Throughout the six-week investigation, police have repeatedly batted away conspiracies and theories that have swirled online about the high-profile case.
Several individuals have fallen victim to rampant speculation by internet sleuths, despite already being ruled out as suspects by police.
Goncalves’ ex-boyfriend Jack DuCoeur has been left “devastated” by the accusations levelled against him, his aunt Brooke Miller revealed last week.
Ms Miller told the New York Post that the rampant speculation had deeply affected the 22-year-old, who is not a suspect in the murder of the “love of his life”.
“They’re just the most ridiculous conspiracies,” she said.
“He’s not only lost the love of his life, and what we all thought and he probably thought as well, would be his future wife — you know, get married and have kids and all of that.”
While several people have been ruled out as suspects, police are yet to get the killer on their radar with no arrests made, no suspects identified and the murder weapon not yet recovered.
On Tuesday, Moscow Police released a fresh appeal saying that they believe “someone” knows something that could help lead them to the killer.
“Investigators believe someone has information that adds context to what occurred on the night of the murders and continue requesting additional pictures, video, and social media content,” the statement said.
Police once again insisted that the “focus remains on the investigation, not an individual’s activities displayed in the tip” – in what appears to be an effort to encourage individuals who may have engaged in unrelated illegal activity on the night of the murders to come forward with what they know.
“Whether you believe it is significant or not, your information might be one of the puzzle pieces that help solve these murders,” the statement continued.
Investigators are still working to piece together the events of the night of 12 November and early morning of 13 November, with a roughly five-hour time gap still unaccounted for in two of the victim’s movements.
That Saturday night, Kernodle and Chapin are known to have been at a sorority party at Sigma Chi house together from 8pm to 9pm and arrived back at the home at around 1.45am. It is unclear where they were during that five-hour time gap.
Goncalves and Mogen spent the night at the Corner Club bar in downtown Moscow, arriving at around 10.30pm and leaving around 1.30am.
A new leaked image has surfaced online appearing to show the two best friends inside the bar mingling with others.
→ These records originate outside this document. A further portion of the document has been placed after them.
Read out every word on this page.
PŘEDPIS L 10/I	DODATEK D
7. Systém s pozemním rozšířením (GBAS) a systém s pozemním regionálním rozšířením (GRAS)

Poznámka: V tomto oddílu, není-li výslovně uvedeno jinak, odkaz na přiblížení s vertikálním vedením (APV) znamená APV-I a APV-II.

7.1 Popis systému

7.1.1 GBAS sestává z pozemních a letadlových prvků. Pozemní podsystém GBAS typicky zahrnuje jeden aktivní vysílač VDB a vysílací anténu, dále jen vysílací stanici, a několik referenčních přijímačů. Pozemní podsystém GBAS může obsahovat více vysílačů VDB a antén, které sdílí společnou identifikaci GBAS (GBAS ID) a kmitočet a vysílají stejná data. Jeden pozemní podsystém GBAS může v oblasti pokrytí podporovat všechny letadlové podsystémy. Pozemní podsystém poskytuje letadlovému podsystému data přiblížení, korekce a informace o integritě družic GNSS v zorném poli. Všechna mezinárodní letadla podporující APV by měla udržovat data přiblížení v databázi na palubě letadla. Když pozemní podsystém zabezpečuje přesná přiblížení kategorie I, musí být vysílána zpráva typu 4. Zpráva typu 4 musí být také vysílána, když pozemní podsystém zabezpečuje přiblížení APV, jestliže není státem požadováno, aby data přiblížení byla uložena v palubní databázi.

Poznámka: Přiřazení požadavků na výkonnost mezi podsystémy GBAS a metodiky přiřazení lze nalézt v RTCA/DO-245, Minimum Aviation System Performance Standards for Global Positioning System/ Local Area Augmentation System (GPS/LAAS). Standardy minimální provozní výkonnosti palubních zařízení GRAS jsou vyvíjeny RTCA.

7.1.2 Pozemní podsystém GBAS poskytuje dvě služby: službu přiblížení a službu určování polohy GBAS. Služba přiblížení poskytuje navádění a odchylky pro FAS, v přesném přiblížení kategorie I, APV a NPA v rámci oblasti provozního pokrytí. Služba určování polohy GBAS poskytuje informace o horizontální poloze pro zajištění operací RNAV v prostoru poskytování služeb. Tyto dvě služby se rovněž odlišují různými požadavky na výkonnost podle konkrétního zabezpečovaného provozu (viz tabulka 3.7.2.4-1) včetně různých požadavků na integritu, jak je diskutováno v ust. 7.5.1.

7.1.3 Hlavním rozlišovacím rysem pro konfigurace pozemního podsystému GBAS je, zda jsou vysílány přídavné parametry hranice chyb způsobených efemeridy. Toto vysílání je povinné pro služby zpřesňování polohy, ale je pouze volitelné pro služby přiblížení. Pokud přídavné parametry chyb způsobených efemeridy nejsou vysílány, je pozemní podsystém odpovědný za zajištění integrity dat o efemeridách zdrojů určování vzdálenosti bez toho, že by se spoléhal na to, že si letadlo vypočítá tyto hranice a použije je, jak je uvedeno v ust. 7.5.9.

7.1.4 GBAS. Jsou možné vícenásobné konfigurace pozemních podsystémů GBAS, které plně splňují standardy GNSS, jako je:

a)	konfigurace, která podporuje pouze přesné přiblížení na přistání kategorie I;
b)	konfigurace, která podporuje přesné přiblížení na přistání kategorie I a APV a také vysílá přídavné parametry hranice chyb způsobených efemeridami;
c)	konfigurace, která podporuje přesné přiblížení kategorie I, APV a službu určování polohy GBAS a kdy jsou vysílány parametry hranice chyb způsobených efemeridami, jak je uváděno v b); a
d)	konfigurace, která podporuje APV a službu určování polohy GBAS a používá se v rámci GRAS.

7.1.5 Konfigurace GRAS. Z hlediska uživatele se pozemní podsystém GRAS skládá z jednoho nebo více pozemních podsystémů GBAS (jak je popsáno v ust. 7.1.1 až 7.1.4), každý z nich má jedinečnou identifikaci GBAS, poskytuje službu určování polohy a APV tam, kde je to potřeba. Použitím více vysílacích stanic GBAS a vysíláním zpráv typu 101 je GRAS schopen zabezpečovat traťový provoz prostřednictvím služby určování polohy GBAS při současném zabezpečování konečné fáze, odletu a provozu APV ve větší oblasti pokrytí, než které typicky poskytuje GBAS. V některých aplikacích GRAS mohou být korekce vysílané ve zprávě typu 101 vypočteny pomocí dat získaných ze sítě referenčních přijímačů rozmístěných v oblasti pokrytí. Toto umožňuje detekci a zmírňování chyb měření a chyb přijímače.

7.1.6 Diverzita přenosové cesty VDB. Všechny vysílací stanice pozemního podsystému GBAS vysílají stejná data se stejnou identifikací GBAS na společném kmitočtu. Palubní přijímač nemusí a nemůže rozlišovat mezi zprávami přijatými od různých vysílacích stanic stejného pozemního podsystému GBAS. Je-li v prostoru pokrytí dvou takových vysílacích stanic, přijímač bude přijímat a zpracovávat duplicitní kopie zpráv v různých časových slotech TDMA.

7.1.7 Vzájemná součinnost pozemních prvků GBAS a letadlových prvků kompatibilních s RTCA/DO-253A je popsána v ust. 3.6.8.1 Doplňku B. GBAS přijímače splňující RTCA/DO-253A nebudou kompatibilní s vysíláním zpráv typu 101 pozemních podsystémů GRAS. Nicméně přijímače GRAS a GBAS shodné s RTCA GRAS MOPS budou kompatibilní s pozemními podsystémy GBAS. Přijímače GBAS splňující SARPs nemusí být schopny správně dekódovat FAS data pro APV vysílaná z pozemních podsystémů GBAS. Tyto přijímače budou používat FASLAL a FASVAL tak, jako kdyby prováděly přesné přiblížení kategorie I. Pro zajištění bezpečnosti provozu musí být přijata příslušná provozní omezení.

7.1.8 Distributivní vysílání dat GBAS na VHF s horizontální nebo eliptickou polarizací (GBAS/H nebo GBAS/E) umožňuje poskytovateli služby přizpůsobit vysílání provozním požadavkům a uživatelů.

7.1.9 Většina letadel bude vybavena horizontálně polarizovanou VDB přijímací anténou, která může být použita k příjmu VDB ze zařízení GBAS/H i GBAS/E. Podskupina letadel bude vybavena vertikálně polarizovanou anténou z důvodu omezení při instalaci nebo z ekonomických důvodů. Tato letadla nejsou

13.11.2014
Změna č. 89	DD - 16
The surveillance image, posted on Reddit on Tuesday, has a timestamp of 1.32am.
Close by stands a man matching the appearance of the man dubbed “hoodie guy” who was captured on surveillance footage walking through town with the two women after leaving the club and then on footage at a late-night food truck. He has been ruled out as a suspect in the killings, with Goncalves and Mogen parting ways with him at the food truck and taking a private taxi wide back to their home.
Police previously revealed that Goncalves and Mogen were dropped off at their home at around 1.56am.
Two surviving roommates were also out that night, arriving home at around 1am, police said.
The four victims were then stabbed to death with a fixed-blade knife at around 3am or 4am.
Investigators continue to search for the occupant or occupants of a white Hyundai Elantra, model 2011 to 2013, seen in the “immediate area” of the home on King Road at the time of the murders.
The individual or individuals in the car – whose licence plate is unknown – may have “critical information to share regarding this case”, police said.
Border agents along the US’s border with Canada have been notified to be on the lookout for the car and tips have been pouring in from the public.
So far, police have identified around 22,000 vehicles that fit the description of the vehicle and are combing through the information for clues.
Anyone who owns a vehicle matching the description, or who knows of anyone who may own such a vehicle or have been driving it on the days preceding or the day of the murders, is urged to come forward.